Auf der CERAWeek-Konferenz in Houston hat Equinor-CEO Anders Opedal diese Woche die strategischen Prioritäten des Konzerns skizziert — von einem milliardenschweren Tiefseeprojekt in Kanada bis zur Frage der europäischen Gasversorgung. Gleichzeitig veröffentlichte das Unternehmen die Ergebnisse einer internen Sicherheitsuntersuchung.
Bay du Nord: Investitionsentscheidung 2027 im Visier
Das 14-Milliarden-Dollar-Projekt Bay du Nord vor der Küste Neufundlands nimmt Fahrt auf. Opedal bestätigte in Houston, dass die finale Investitionsentscheidung (FID) für 2027 angestrebt wird — mit Produktionsstart rund fünf Jahre danach. Das Feld könnte bis zu 160.000 Barrel pro Tag fördern.
Rückenwind kommt aus der kanadischen Politik: Die Provinz Neufundland und Labrador hat sich mit Equinor auf ein Rahmenabkommen geeinigt, das das lange verzögerte Projekt wieder auf Kurs bringt. Die Provinz erhält zudem die Option, bis zu 10 % Eigenkapital zu übernehmen. Equinor hält 60 % am Projekt, BP die restlichen 40 %.
Vor der FID steht noch die Fertigstellung des Front-End-Engineering-and-Design-Prozesses (FEED) an, inklusive Kostenverfeinerung und Vertragsstrategien.
Europas Gas — ohne Russland
Auf die Frage nach einer möglichen Rückkehr russischer Gasimporte in die EU gab sich Opedal klar: Solange der Krieg gegen die Ukraine andauert, hält er eine Ausweitung russischer Lieferungen für unwahrscheinlich. Der russische Anteil an EU-Gasimporten ist von 45 % vor der Invasion 2022 auf 12 % im Jahr 2025 gefallen. US-Flüssiggas und erhöhte Lieferungen aus Norwegen haben den Großteil der Lücke geschlossen.
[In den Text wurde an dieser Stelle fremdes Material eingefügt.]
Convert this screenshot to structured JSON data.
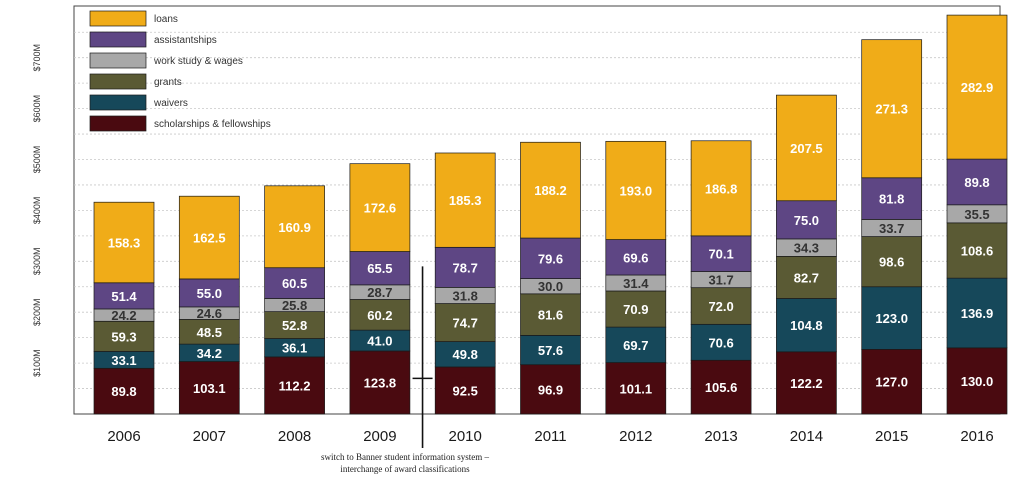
{
  "chart_data": {
    "type": "bar",
    "stacked": true,
    "title": "",
    "xlabel": "",
    "ylabel": "",
    "categories": [
      "2006",
      "2007",
      "2008",
      "2009",
      "2010",
      "2011",
      "2012",
      "2013",
      "2014",
      "2015",
      "2016"
    ],
    "y_ticks": [
      "$100M",
      "$200M",
      "$300M",
      "$400M",
      "$500M",
      "$600M",
      "$700M"
    ],
    "y_tick_values": [
      100,
      200,
      300,
      400,
      500,
      600,
      700
    ],
    "ylim": [
      0,
      780
    ],
    "grid": true,
    "legend_position": "top-left",
    "series": [
      {
        "name": "scholarships & fellowships",
        "color": "#4a0a10",
        "values": [
          89.8,
          103.1,
          112.2,
          123.8,
          92.5,
          96.9,
          101.1,
          105.6,
          122.2,
          127.0,
          130.0
        ]
      },
      {
        "name": "waivers",
        "color": "#16485a",
        "values": [
          33.1,
          34.2,
          36.1,
          41.0,
          49.8,
          57.6,
          69.7,
          70.6,
          104.8,
          123.0,
          136.9
        ]
      },
      {
        "name": "grants",
        "color": "#5a5a34",
        "values": [
          59.3,
          48.5,
          52.8,
          60.2,
          74.7,
          81.6,
          70.9,
          72.0,
          82.7,
          98.6,
          108.6
        ]
      },
      {
        "name": "work study & wages",
        "color": "#a8a8a8",
        "values": [
          24.2,
          24.6,
          25.8,
          28.7,
          31.8,
          30.0,
          31.4,
          31.7,
          34.3,
          33.7,
          35.5
        ]
      },
      {
        "name": "assistantships",
        "color": "#5e4684",
        "values": [
          51.4,
          55.0,
          60.5,
          65.5,
          78.7,
          79.6,
          69.6,
          70.1,
          75.0,
          81.8,
          89.8
        ]
      },
      {
        "name": "loans",
        "color": "#f0ac18",
        "values": [
          158.3,
          162.5,
          160.9,
          172.6,
          185.3,
          188.2,
          193.0,
          186.8,
          207.5,
          271.3,
          282.9
        ]
      }
    ],
    "labels": [
      [
        "89.8",
        "103.1",
        "112.2",
        "123.8",
        "92.5",
        "96.9",
        "101.1",
        "105.6",
        "122.2",
        "127.0",
        "130.0"
      ],
      [
        "33.1",
        "34.2",
        "36.1",
        "41.0",
        "49.8",
        "57.6",
        "69.7",
        "70.6",
        "104.8",
        "123.0",
        "136.9"
      ],
      [
        "59.3",
        "48.5",
        "52.8",
        "60.2",
        "74.7",
        "81.6",
        "70.9",
        "72.0",
        "82.7",
        "98.6",
        "108.6"
      ],
      [
        "24.2",
        "24.6",
        "25.8",
        "28.7",
        "31.8",
        "30.0",
        "31.4",
        "31.7",
        "34.3",
        "33.7",
        "35.5"
      ],
      [
        "51.4",
        "55.0",
        "60.5",
        "65.5",
        "78.7",
        "79.6",
        "69.6",
        "70.1",
        "75.0",
        "81.8",
        "89.8"
      ],
      [
        "158.3",
        "162.5",
        "160.9",
        "172.6",
        "185.3",
        "188.2",
        "193.0",
        "186.8",
        "207.5",
        "271.3",
        "282.9"
      ]
    ],
    "annotation": [
      "switch to Banner student information system –",
      "interchange of award classifications"
    ]
  }
}
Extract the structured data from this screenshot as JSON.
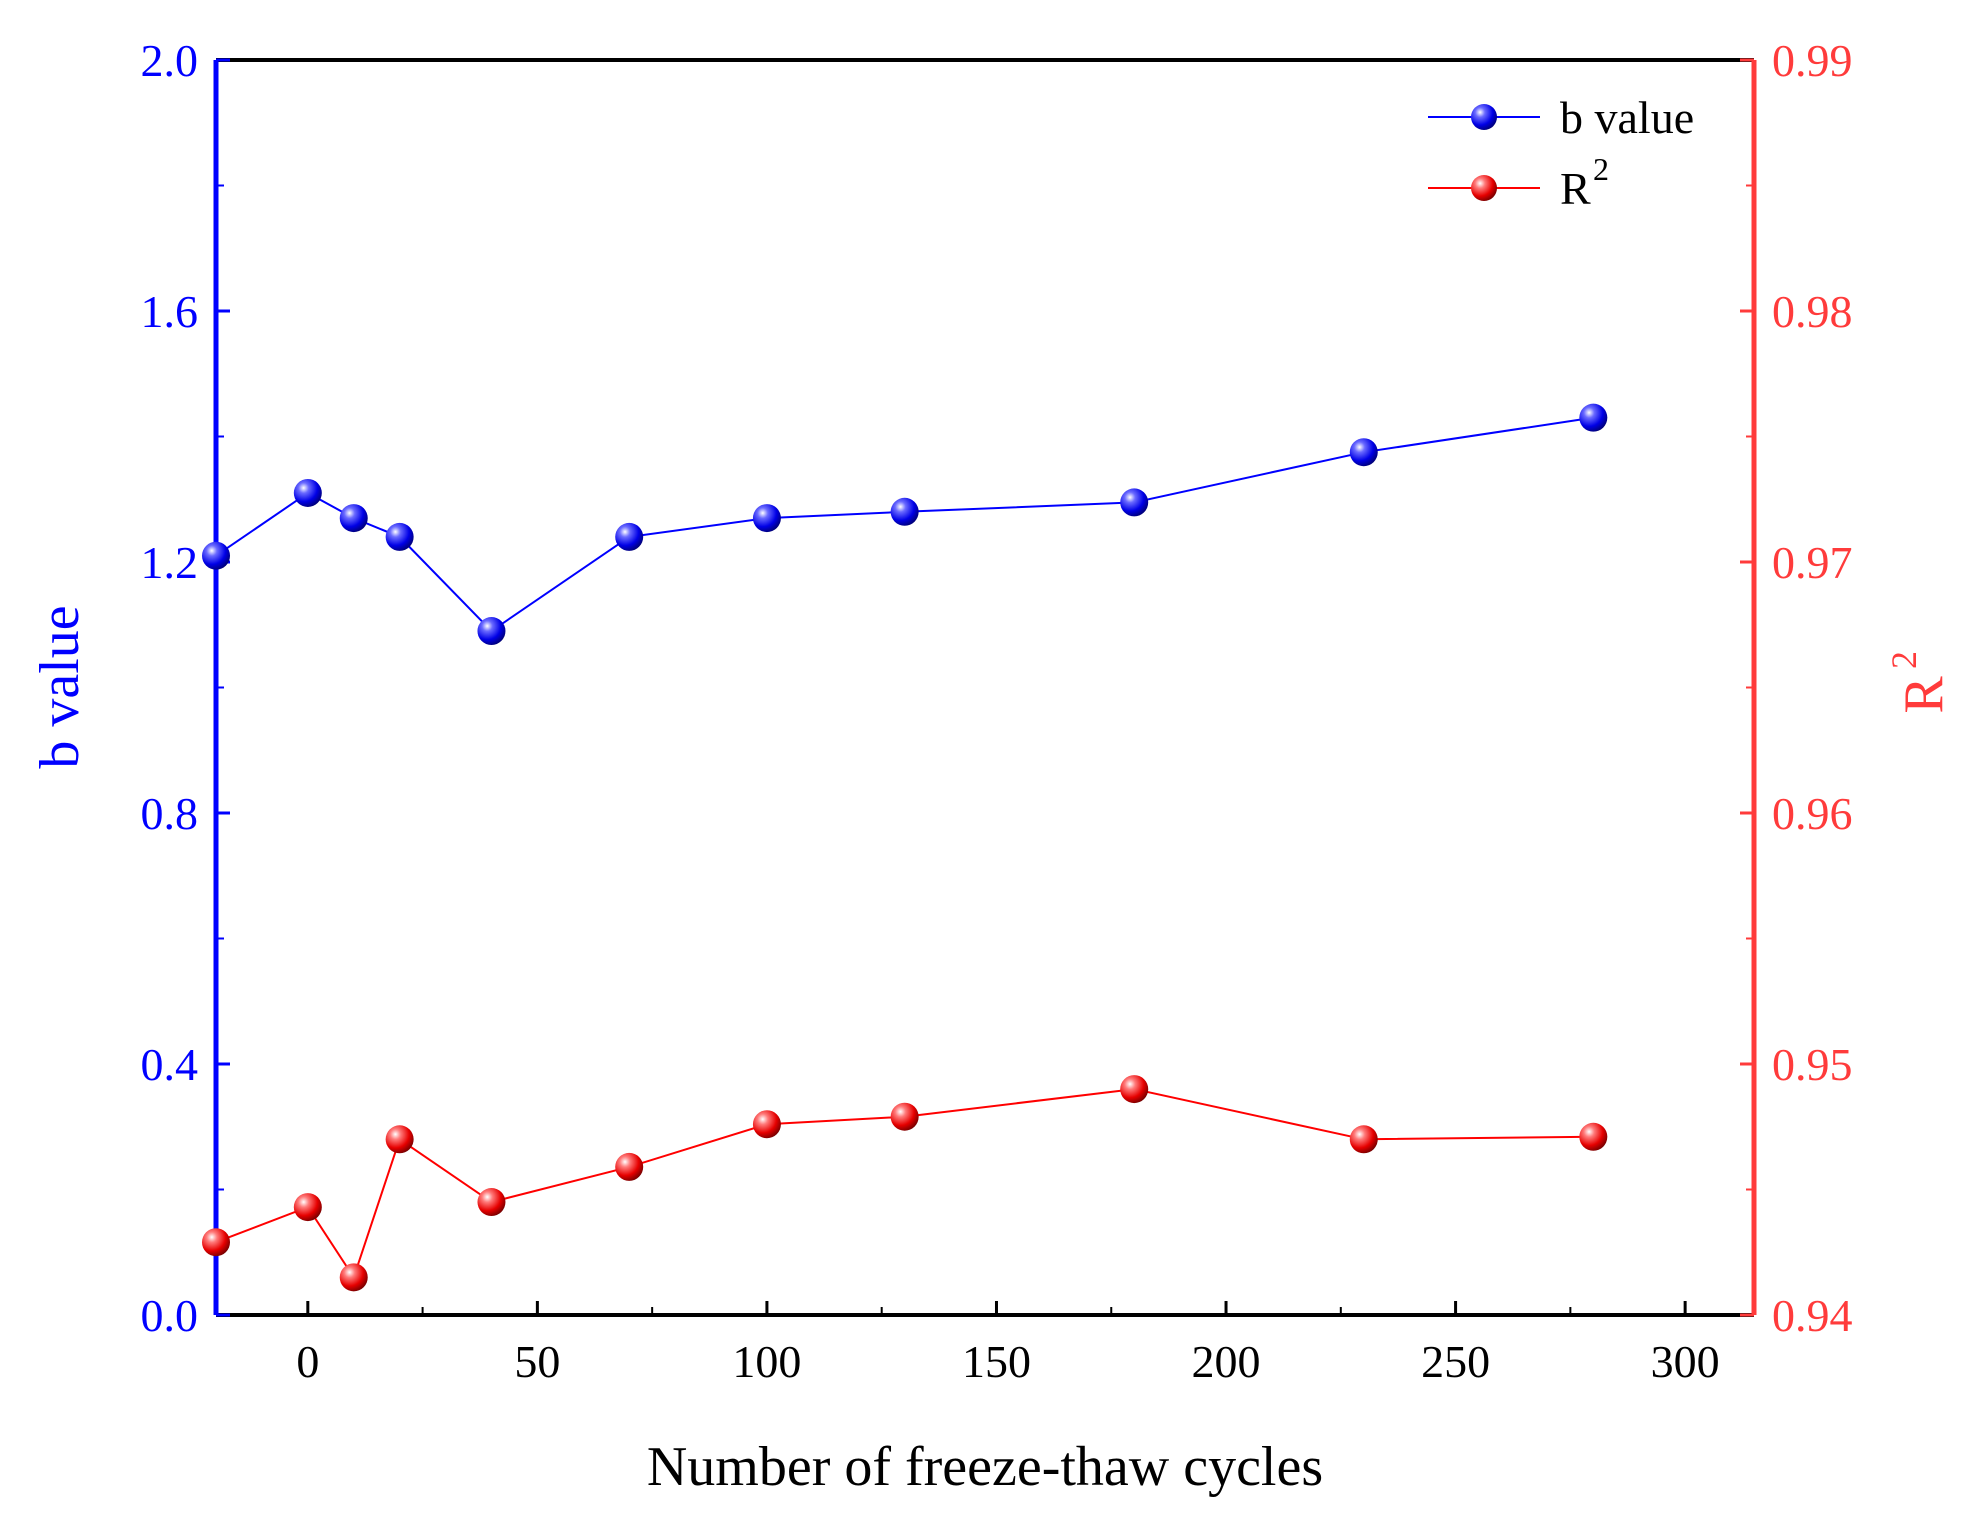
{
  "chart_data": {
    "type": "line",
    "xlabel": "Number of freeze-thaw cycles",
    "ylabel": "b value",
    "y2label_base": "R",
    "y2label_sup": "2",
    "xlim": [
      -20,
      315
    ],
    "ylim": [
      0.0,
      2.0
    ],
    "y2lim": [
      0.94,
      0.99
    ],
    "x_ticks": [
      0,
      50,
      100,
      150,
      200,
      250,
      300
    ],
    "y_ticks": [
      0.0,
      0.4,
      0.8,
      1.2,
      1.6,
      2.0
    ],
    "y_tick_labels": [
      "0.0",
      "0.4",
      "0.8",
      "1.2",
      "1.6",
      "2.0"
    ],
    "y2_ticks": [
      0.94,
      0.95,
      0.96,
      0.97,
      0.98,
      0.99
    ],
    "y2_tick_labels": [
      "0.94",
      "0.95",
      "0.96",
      "0.97",
      "0.98",
      "0.99"
    ],
    "x": [
      -20,
      0,
      10,
      20,
      40,
      70,
      100,
      130,
      180,
      230,
      280
    ],
    "series": [
      {
        "name": "b value",
        "axis": "left",
        "color": "#0000ff",
        "values": [
          1.21,
          1.31,
          1.27,
          1.24,
          1.09,
          1.24,
          1.27,
          1.28,
          1.295,
          1.375,
          1.43
        ]
      },
      {
        "name": "R2",
        "legend_base": "R",
        "legend_sup": "2",
        "axis": "right",
        "color": "#ff0000",
        "values": [
          0.9429,
          0.9443,
          0.9415,
          0.947,
          0.9445,
          0.9459,
          0.9476,
          0.9479,
          0.949,
          0.947,
          0.9471
        ]
      }
    ],
    "legend_position": "top-right",
    "grid": false
  }
}
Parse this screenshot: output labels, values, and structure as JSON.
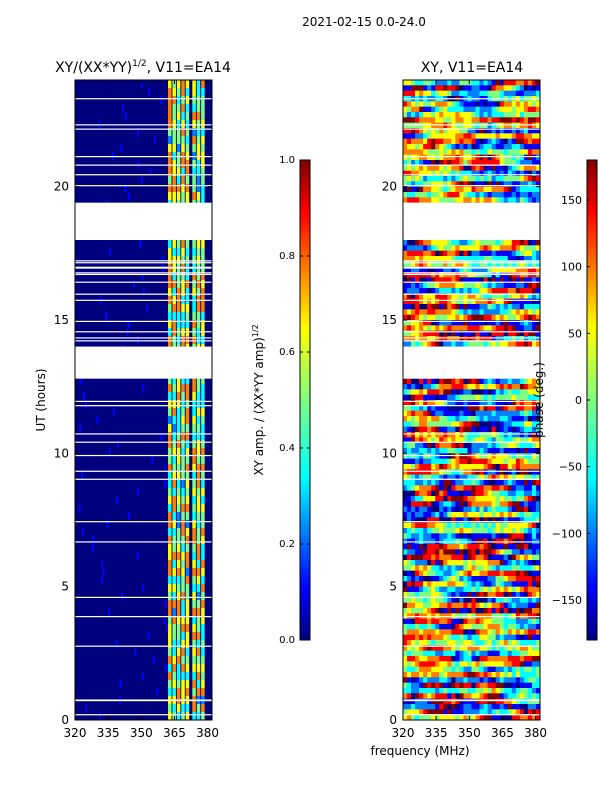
{
  "suptitle": "2021-02-15 0.0-24.0",
  "xlabel_shared": "frequency (MHz)",
  "colors": {
    "jet": [
      "#00007f",
      "#0000ff",
      "#007fff",
      "#00ffff",
      "#7fff7f",
      "#ffff00",
      "#ff7f00",
      "#ff0000",
      "#7f0000"
    ],
    "gap": "#ffffff",
    "axis": "#000000"
  },
  "panels": [
    {
      "title": "XY/(XX*YY)",
      "title_sup": "1/2",
      "title_rest": ", V11=EA14",
      "ylabel": "UT (hours)",
      "ylim": [
        0,
        24
      ],
      "xlim": [
        320,
        382
      ],
      "xticks": [
        320,
        335,
        350,
        365,
        380
      ],
      "yticks": [
        0,
        5,
        10,
        15,
        20
      ]
    },
    {
      "title": "XY, V11=EA14",
      "ylim": [
        0,
        24
      ],
      "xlim": [
        320,
        382
      ],
      "xticks": [
        320,
        335,
        350,
        365,
        380
      ],
      "yticks": [
        0,
        5,
        10,
        15,
        20
      ]
    }
  ],
  "colorbars": [
    {
      "label_main": "XY amp. / (XX*YY amp)",
      "label_sup": "1/2",
      "range": [
        0.0,
        1.0
      ],
      "ticks": [
        "0.0",
        "0.2",
        "0.4",
        "0.6",
        "0.8",
        "1.0"
      ]
    },
    {
      "label": "phase (deg.)",
      "range": [
        -180,
        180
      ],
      "ticks": [
        "−150",
        "−100",
        "−50",
        "0",
        "50",
        "100",
        "150"
      ],
      "tick_values": [
        -150,
        -100,
        -50,
        0,
        50,
        100,
        150
      ]
    }
  ],
  "chart_data": [
    {
      "type": "heatmap",
      "title": "XY/(XX*YY)^1/2, V11=EA14",
      "xlabel": "frequency (MHz)",
      "ylabel": "UT (hours)",
      "xlim": [
        320,
        382
      ],
      "ylim": [
        0,
        24
      ],
      "vrange": [
        0.0,
        1.0
      ],
      "bright_channels_MHz": [
        363,
        365,
        367,
        369,
        371,
        374,
        376,
        378
      ],
      "data_gaps_hours": [
        [
          12.8,
          14.0
        ],
        [
          18.0,
          19.4
        ]
      ]
    },
    {
      "type": "heatmap",
      "title": "XY, V11=EA14",
      "xlabel": "frequency (MHz)",
      "ylabel": "",
      "xlim": [
        320,
        382
      ],
      "ylim": [
        0,
        24
      ],
      "vrange": [
        -180,
        180
      ],
      "data_gaps_hours": [
        [
          12.8,
          14.0
        ],
        [
          18.0,
          19.4
        ]
      ]
    }
  ]
}
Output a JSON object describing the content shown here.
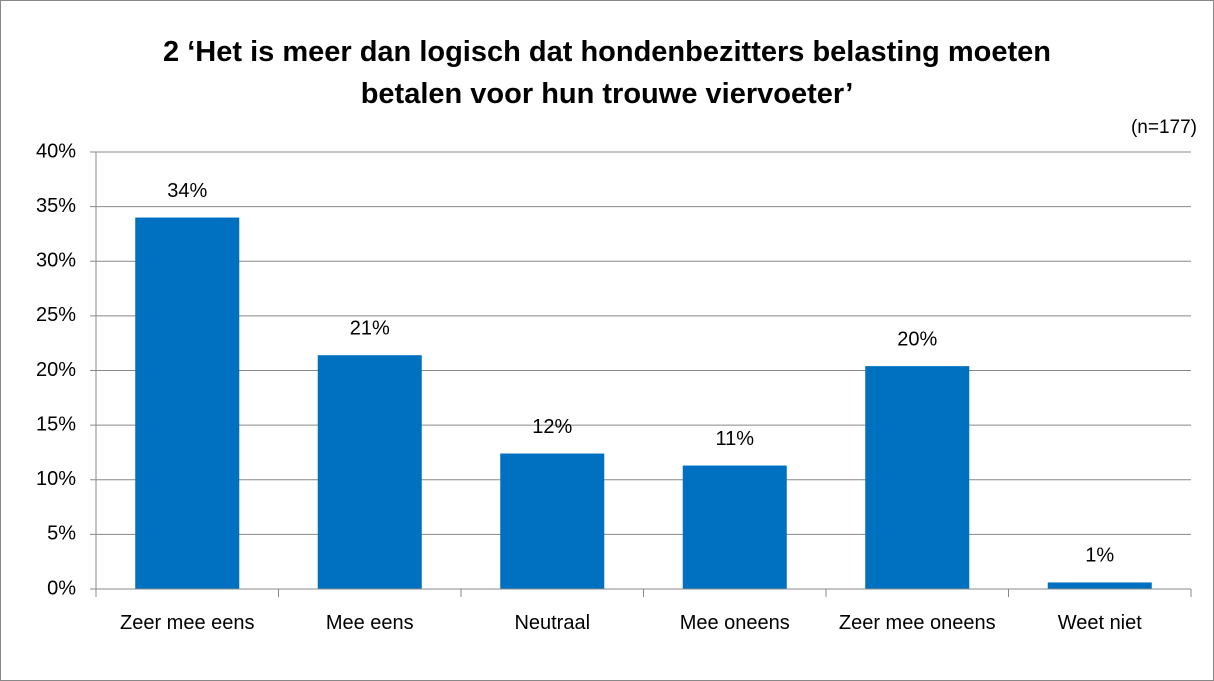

Equinor selbst profitiert von dieser Entwicklung: 2025 verzeichnete der Konzern eine Rekordproduktion und erwartet für das laufende Jahr ein weiteres Wachstum von rund 3 %.
Sicherheitsvorfall in Mongstad
Am gestrigen Donnerstag veröffentlichte Equinor die Ergebnisse einer internen Untersuchung zu einem Chemikalienunfall in seiner Raffinerie Mongstad vom Oktober 2025. Zwei Mitarbeiter wurden bei Wartungsarbeiten über mehrere Stunden Benzol ausgesetzt — ursprünglich war die Aufgabe auf 30 Minuten ausgelegt, eine Neubewertung des Risikos unterblieb jedoch.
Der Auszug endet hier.